Question

Solve the expression $\dfrac{\cos (90-\theta )\sec (90-\theta )\tan \theta }{\csc (90-\theta )\sin (90-\theta )\cot (90-\theta )}+\dfrac{\tan (90-\theta )}{\cot \theta }=...........$
$A.$ $1$
$B.$ $-1$
$C.$ $2$
$D.$ $-2$

Answer 1

Hint: All the values of $\sin \theta ,\cos \theta ,\tan \theta $ are positive in the first quadrant. So, we will directly use the following formulae to evaluate.

$\begin{align}

& \cos (90-\theta )=\sin \theta ,\sec (90-\theta )=\csc \theta \\

& \csc (90-\theta )=\sec \theta ,\sin (90-\theta )=\cos \theta \\

& \cot (90-\theta )=\tan \theta ,\tan (90-\theta )=\cot \theta \\

\end{align}$

Complete step-by-step answer:
It is given in the question that to evaluate the value of

$\dfrac{\cos (90-\theta )\sec (90-\theta )\tan \theta }{\csc (90-\theta )\sin (90-\theta )\cot (90-\theta )}+\dfrac{\tan (90-\theta )}{\cot \theta }=$…………

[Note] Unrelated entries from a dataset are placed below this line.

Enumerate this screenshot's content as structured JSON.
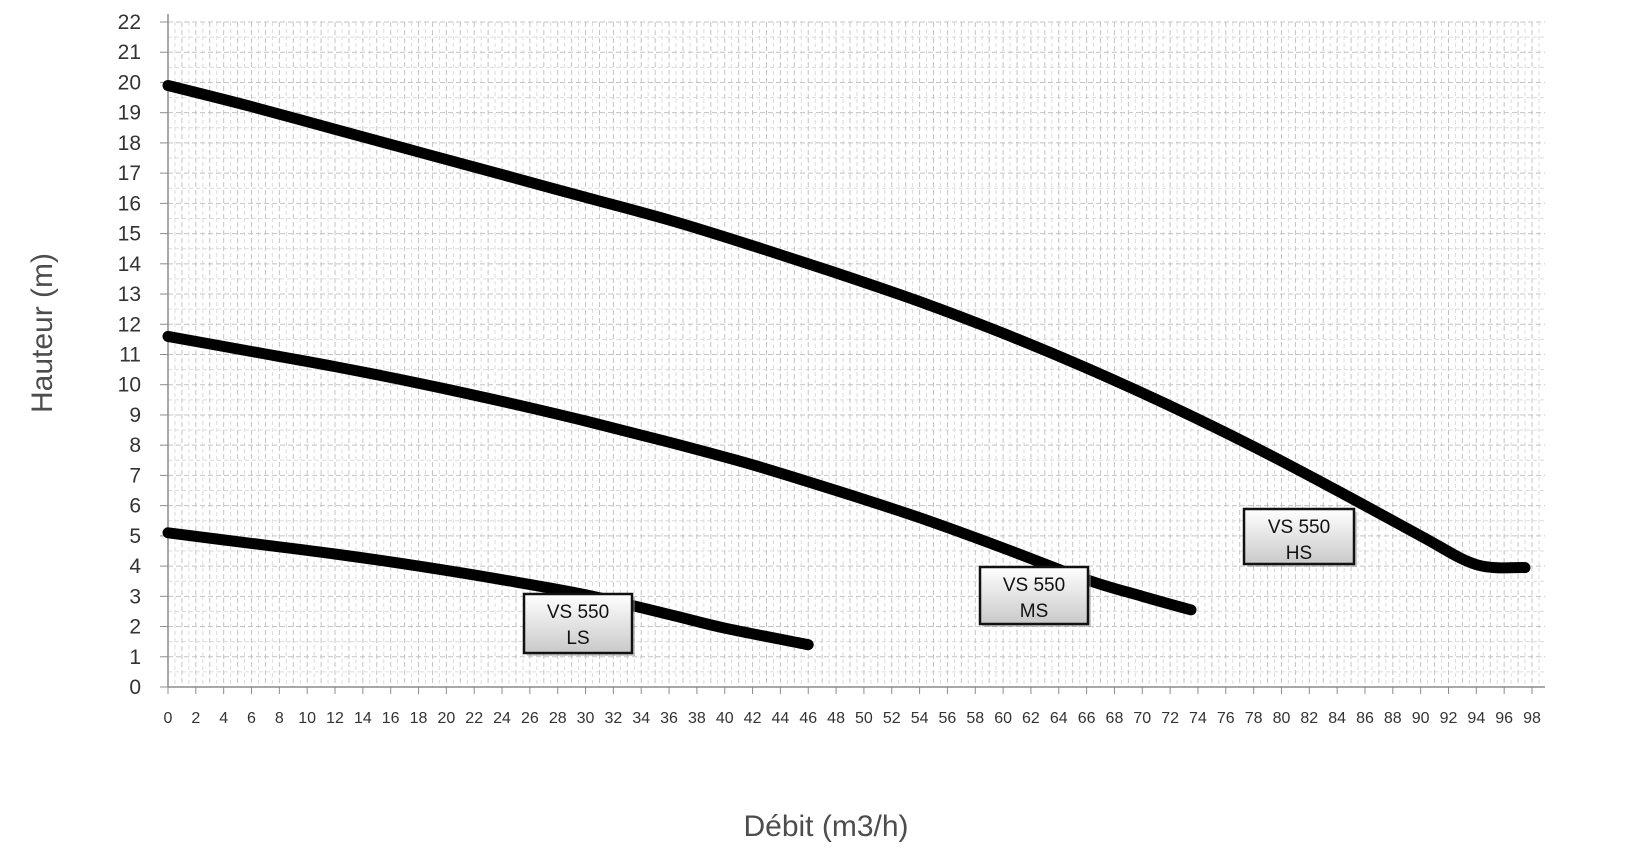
{
  "chart_data": {
    "type": "line",
    "title": "",
    "xlabel": "Débit (m3/h)",
    "ylabel": "Hauteur (m)",
    "xlim": [
      0,
      98
    ],
    "ylim": [
      0,
      22
    ],
    "x_ticks": [
      0,
      2,
      4,
      6,
      8,
      10,
      12,
      14,
      16,
      18,
      20,
      22,
      24,
      26,
      28,
      30,
      32,
      34,
      36,
      38,
      40,
      42,
      44,
      46,
      48,
      50,
      52,
      54,
      56,
      58,
      60,
      62,
      64,
      66,
      68,
      70,
      72,
      74,
      76,
      78,
      80,
      82,
      84,
      86,
      88,
      90,
      92,
      94,
      96,
      98
    ],
    "y_ticks": [
      0,
      1,
      2,
      3,
      4,
      5,
      6,
      7,
      8,
      9,
      10,
      11,
      12,
      13,
      14,
      15,
      16,
      17,
      18,
      19,
      20,
      21,
      22
    ],
    "grid": "major and minor, dashed",
    "legend": "none",
    "line_color": "#000000",
    "series": [
      {
        "label_lines": [
          "VS 550",
          "LS"
        ],
        "x": [
          0,
          6,
          12,
          18,
          24,
          30,
          36,
          40,
          46
        ],
        "y": [
          5.1,
          4.75,
          4.4,
          4.0,
          3.55,
          3.05,
          2.4,
          1.95,
          1.4
        ]
      },
      {
        "label_lines": [
          "VS 550",
          "MS"
        ],
        "x": [
          0,
          6,
          12,
          18,
          24,
          30,
          36,
          42,
          48,
          54,
          60,
          66,
          70,
          73.5
        ],
        "y": [
          11.6,
          11.1,
          10.6,
          10.05,
          9.45,
          8.8,
          8.1,
          7.35,
          6.5,
          5.6,
          4.6,
          3.55,
          3.0,
          2.55
        ]
      },
      {
        "label_lines": [
          "VS 550",
          "HS"
        ],
        "x": [
          0,
          6,
          12,
          18,
          24,
          30,
          36,
          42,
          48,
          54,
          60,
          66,
          72,
          78,
          84,
          90,
          94,
          97.5
        ],
        "y": [
          19.9,
          19.2,
          18.45,
          17.7,
          16.95,
          16.2,
          15.45,
          14.6,
          13.7,
          12.75,
          11.7,
          10.55,
          9.3,
          7.95,
          6.5,
          5.0,
          4.05,
          3.95
        ]
      }
    ]
  }
}
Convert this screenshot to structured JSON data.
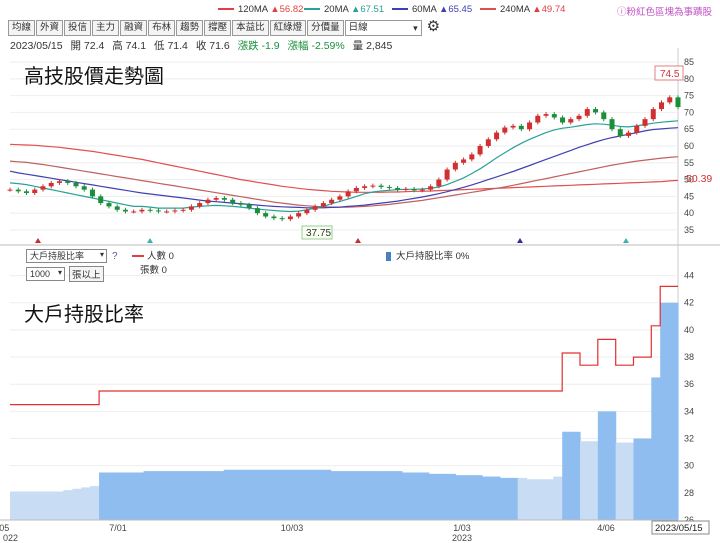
{
  "legend": {
    "ma120": {
      "label": "120MA",
      "value": "▲56.82",
      "color": "#e04040"
    },
    "ma20": {
      "label": "20MA",
      "value": "▲67.51",
      "color": "#2aa198"
    },
    "ma60": {
      "label": "60MA",
      "value": "▲65.45",
      "color": "#4040b0"
    },
    "ma240": {
      "label": "240MA",
      "value": "▲49.74",
      "color": "#e05050"
    },
    "note": "ⓘ粉紅色區塊為事蹟股"
  },
  "toolbar": {
    "buttons": [
      "均線",
      "外資",
      "投信",
      "主力",
      "融資",
      "布林",
      "趨勢",
      "撐壓",
      "本益比",
      "紅綠燈",
      "分價量"
    ],
    "period": "日線"
  },
  "ohlc": {
    "date": "2023/05/15",
    "open": "開 72.4",
    "high": "高 74.1",
    "low": "低 71.4",
    "close": "收 71.6",
    "change": "漲跌 -1.9",
    "pct": "漲幅 -2.59%",
    "volume": "量 2,845"
  },
  "titles": {
    "upper": "高技股價走勢圖",
    "lower": "大戶持股比率"
  },
  "lower_controls": {
    "indicator": "大戶持股比率",
    "lots": "1000",
    "lots_suffix": "張以上",
    "help": "?"
  },
  "lower_legend": {
    "people": "人數 0",
    "lots": "張數 0",
    "pct": "大戶持股比率 0%"
  },
  "chart_data": [
    {
      "type": "line",
      "title": "高技股價走勢圖",
      "ylim": [
        32,
        88
      ],
      "yticks": [
        35,
        40,
        45,
        50,
        55,
        60,
        65,
        70,
        75,
        80,
        85
      ],
      "close": [
        47,
        46.5,
        46,
        47,
        48,
        49,
        49.5,
        49,
        48,
        47,
        45,
        43,
        42,
        41,
        40.5,
        40.5,
        41,
        40.8,
        40.5,
        40.5,
        40.8,
        41,
        42,
        43,
        44,
        44.5,
        44,
        43,
        42.5,
        41.5,
        40,
        39,
        38.5,
        38.2,
        39,
        40,
        41,
        42,
        43,
        44,
        45,
        46.5,
        47.5,
        48,
        48.2,
        47.8,
        47.5,
        47,
        47.2,
        46.8,
        47,
        48,
        50,
        53,
        55,
        56,
        57.5,
        60,
        62,
        64,
        65.5,
        66,
        65,
        67,
        69,
        69.5,
        68.5,
        67,
        68,
        69,
        71,
        70,
        68,
        65,
        63,
        64,
        66,
        68,
        71,
        73,
        74.5,
        71.6
      ],
      "ma20": [
        49,
        48.8,
        48.5,
        48,
        47.5,
        47,
        46.5,
        46,
        45.5,
        45,
        44.5,
        44,
        43.5,
        43,
        42.5,
        42,
        42,
        41.8,
        41.5,
        41.5,
        41.5,
        41.5,
        41.8,
        42,
        42.2,
        42.3,
        42.2,
        42,
        41.8,
        41.5,
        41.2,
        41,
        40.8,
        40.6,
        40.5,
        40.6,
        41,
        41.5,
        42,
        42.8,
        43.5,
        44.2,
        45,
        45.8,
        46.3,
        46.6,
        46.8,
        47,
        47.1,
        47.1,
        47.2,
        47.4,
        47.8,
        48.5,
        49.5,
        50.5,
        51.8,
        53.2,
        54.8,
        56.5,
        58,
        59.5,
        60.8,
        62,
        63,
        64,
        64.8,
        65.3,
        65.6,
        66,
        66.4,
        66.6,
        66.5,
        66.2,
        65.8,
        65.7,
        66,
        66.4,
        66.8,
        67.1,
        67.3,
        67.51
      ],
      "ma60": [
        52.5,
        52,
        51.6,
        51.2,
        50.8,
        50.4,
        50,
        49.6,
        49.2,
        48.8,
        48.4,
        48,
        47.6,
        47.2,
        46.8,
        46.4,
        46,
        45.7,
        45.4,
        45.1,
        44.8,
        44.5,
        44.2,
        43.9,
        43.6,
        43.4,
        43.2,
        43,
        42.8,
        42.6,
        42.4,
        42.2,
        42,
        41.9,
        41.8,
        41.7,
        41.6,
        41.6,
        41.6,
        41.7,
        41.8,
        42,
        42.2,
        42.4,
        42.7,
        43,
        43.3,
        43.6,
        44,
        44.4,
        44.8,
        45.3,
        45.8,
        46.4,
        47,
        47.7,
        48.4,
        49.2,
        50,
        50.8,
        51.6,
        52.4,
        53.3,
        54.2,
        55.1,
        56,
        56.9,
        57.8,
        58.7,
        59.6,
        60.4,
        61.2,
        61.9,
        62.5,
        63,
        63.5,
        64,
        64.5,
        64.9,
        65.1,
        65.3,
        65.45
      ],
      "ma120": [
        55.5,
        55.3,
        55.1,
        54.8,
        54.5,
        54.1,
        53.7,
        53.3,
        52.9,
        52.5,
        52.1,
        51.7,
        51.3,
        50.9,
        50.5,
        50.1,
        49.7,
        49.3,
        48.9,
        48.5,
        48.1,
        47.7,
        47.3,
        46.9,
        46.5,
        46.1,
        45.7,
        45.3,
        44.9,
        44.5,
        44.1,
        43.7,
        43.3,
        43,
        42.7,
        42.4,
        42.2,
        42,
        41.9,
        41.8,
        41.8,
        41.8,
        41.9,
        42,
        42.2,
        42.4,
        42.6,
        42.9,
        43.2,
        43.5,
        43.8,
        44.2,
        44.6,
        45,
        45.4,
        45.8,
        46.2,
        46.6,
        47,
        47.4,
        47.8,
        48.3,
        48.8,
        49.3,
        49.8,
        50.3,
        50.8,
        51.3,
        51.8,
        52.3,
        52.8,
        53.3,
        53.8,
        54.3,
        54.7,
        55.1,
        55.5,
        55.8,
        56.1,
        56.4,
        56.6,
        56.82
      ],
      "ma240": [
        60.5,
        60.4,
        60.3,
        60.2,
        60,
        59.8,
        59.6,
        59.3,
        59,
        58.7,
        58.4,
        58,
        57.6,
        57.2,
        56.8,
        56.4,
        56,
        55.5,
        55,
        54.5,
        54,
        53.5,
        53,
        52.5,
        52,
        51.5,
        51,
        50.5,
        50,
        49.6,
        49.2,
        48.8,
        48.4,
        48,
        47.7,
        47.4,
        47.1,
        46.9,
        46.7,
        46.5,
        46.4,
        46.3,
        46.2,
        46.2,
        46.2,
        46.2,
        46.3,
        46.3,
        46.4,
        46.5,
        46.5,
        46.6,
        46.7,
        46.8,
        46.9,
        47,
        47.1,
        47.2,
        47.3,
        47.4,
        47.5,
        47.6,
        47.7,
        47.8,
        47.9,
        48,
        48.1,
        48.2,
        48.3,
        48.4,
        48.5,
        48.6,
        48.7,
        48.8,
        48.9,
        49,
        49.1,
        49.2,
        49.3,
        49.4,
        49.6,
        49.74
      ],
      "ma240_label": "50.39",
      "high_label": "74.5",
      "low_label": "37.75"
    },
    {
      "type": "area",
      "title": "大戶持股比率",
      "ylim": [
        26,
        45
      ],
      "yticks": [
        26,
        28,
        30,
        32,
        34,
        36,
        38,
        40,
        42,
        44
      ],
      "x": [
        "2022/05",
        "7/01",
        "10/03",
        "1/03 2023",
        "4/06",
        "2023/05/15"
      ],
      "holding_pct": [
        28.1,
        28.1,
        28.1,
        28.1,
        28.1,
        28.1,
        28.2,
        28.3,
        28.4,
        28.5,
        29.5,
        29.5,
        29.5,
        29.5,
        29.5,
        29.6,
        29.6,
        29.6,
        29.6,
        29.6,
        29.6,
        29.6,
        29.6,
        29.6,
        29.7,
        29.7,
        29.7,
        29.7,
        29.7,
        29.7,
        29.7,
        29.7,
        29.7,
        29.7,
        29.7,
        29.7,
        29.6,
        29.6,
        29.6,
        29.6,
        29.6,
        29.6,
        29.6,
        29.6,
        29.5,
        29.5,
        29.5,
        29.4,
        29.4,
        29.4,
        29.3,
        29.3,
        29.3,
        29.2,
        29.2,
        29.1,
        29.1,
        29.1,
        29.0,
        29.0,
        29.0,
        29.2,
        32.5,
        32.5,
        31.8,
        31.8,
        34.0,
        34.0,
        31.7,
        31.7,
        32.0,
        32.0,
        36.5,
        42.0,
        42.0
      ],
      "people_line": [
        34.5,
        34.5,
        34.5,
        34.5,
        34.5,
        34.5,
        34.5,
        34.5,
        34.5,
        34.5,
        35.5,
        35.5,
        35.5,
        35.5,
        35.5,
        35.5,
        35.5,
        35.5,
        35.5,
        35.5,
        35.5,
        35.5,
        35.5,
        35.5,
        35.5,
        35.5,
        35.5,
        35.5,
        35.5,
        35.5,
        35.5,
        35.5,
        35.5,
        35.5,
        35.5,
        35.5,
        35.5,
        35.5,
        35.5,
        35.5,
        35.5,
        35.5,
        35.5,
        35.5,
        35.5,
        35.5,
        35.5,
        35.5,
        35.5,
        35.5,
        35.5,
        35.5,
        35.5,
        35.5,
        35.5,
        35.5,
        35.5,
        35.5,
        35.5,
        35.5,
        35.5,
        35.5,
        38.3,
        38.3,
        37.4,
        37.4,
        39.3,
        39.3,
        37.4,
        37.4,
        38.0,
        38.0,
        40.3,
        43.2,
        43.2
      ]
    }
  ]
}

We know that all the values of $\sin \theta ,\cos \theta ,\sec \theta ,\csc \theta ,\cot \theta ,\tan \theta $ are positive in the first quadrant.

We also know some basic formulas of trigonometry like,

$\begin{align}
& \cos (90-\theta )=\sin \theta ,\sec (90-\theta )=\csc \theta \\
& \csc (90-\theta )=\sec \theta ,\sin (90-\theta )=\cos \theta \\
& \cot (90-\theta )=\tan \theta ,\tan (90-\theta )=\cot \theta \\
\end{align}$
We will use all these trigonometric formulas to evaluate the given expression.
So, on placing the values of $\cos (90-\theta )$ as $\sin \theta $, $\sec (90-\theta )$ as $\csc \theta $, $\csc (90-\theta )$ as $\sec \theta $, $\sin (90-\theta )$ as $\cos \theta $, $\cot (90-\theta )$ as $\tan \theta $, $\tan (90-\theta )$ as $\cot \theta $ in expression, we get

$\dfrac{\cos (90-\theta )\sec (90-\theta )\tan \theta }{\csc (90-\theta )\sin (90-\theta )\cot (90-\theta )}+\dfrac{\tan (90-\theta )}{\cot \theta }=\dfrac{\sin \theta .\csc \theta .\tan \theta }{\sec \theta .\cos \theta .\tan \theta }+\dfrac{\cot \theta }{\cot \theta }$

Cancelling $\cot \theta $ and $\tan \theta $ from numerator and denominator, we get

$=\dfrac{\sin \theta .\csc \theta .1}{\sec \theta .\cos \theta .1}+\dfrac{1}{1}$

$=\dfrac{\sin \theta .\csc \theta }{\sec \theta .\cos \theta }+1$

We know that,

$\csc \theta =\dfrac{1}{\sin \theta }$ And $\sec \theta =\dfrac{1}{\cos \theta }$

Placing the values of $\csc \theta $ as $\dfrac{1}{\sin \theta }$ and $\sec \theta $ as $\dfrac{1}{\cos \theta }$ in the expression, we get

$=\dfrac{\sin \theta \times \dfrac{1}{\sin \theta }}{\dfrac{1}{\cos \theta }\times \cos \theta }+1$

Cancelling similar terms from the above expression, we get

$\begin{align}

& =\dfrac{1}{1}+1 \\

& =1+1 \\

& =2 \\

\end{align}$

Thus, we get the value of expression is 2 and option $C$ is the correct answer.

Note: This question can be solved in just a few steps if you know these basic formulas of trigonometry. Without the use of these formulas your solution becomes complex and chances of error will also increase. You can also solve this question by using graphs of all the trigonometric values but, the process is quite complex and evaluating all the angles and graphs without any error is not worth it for this question.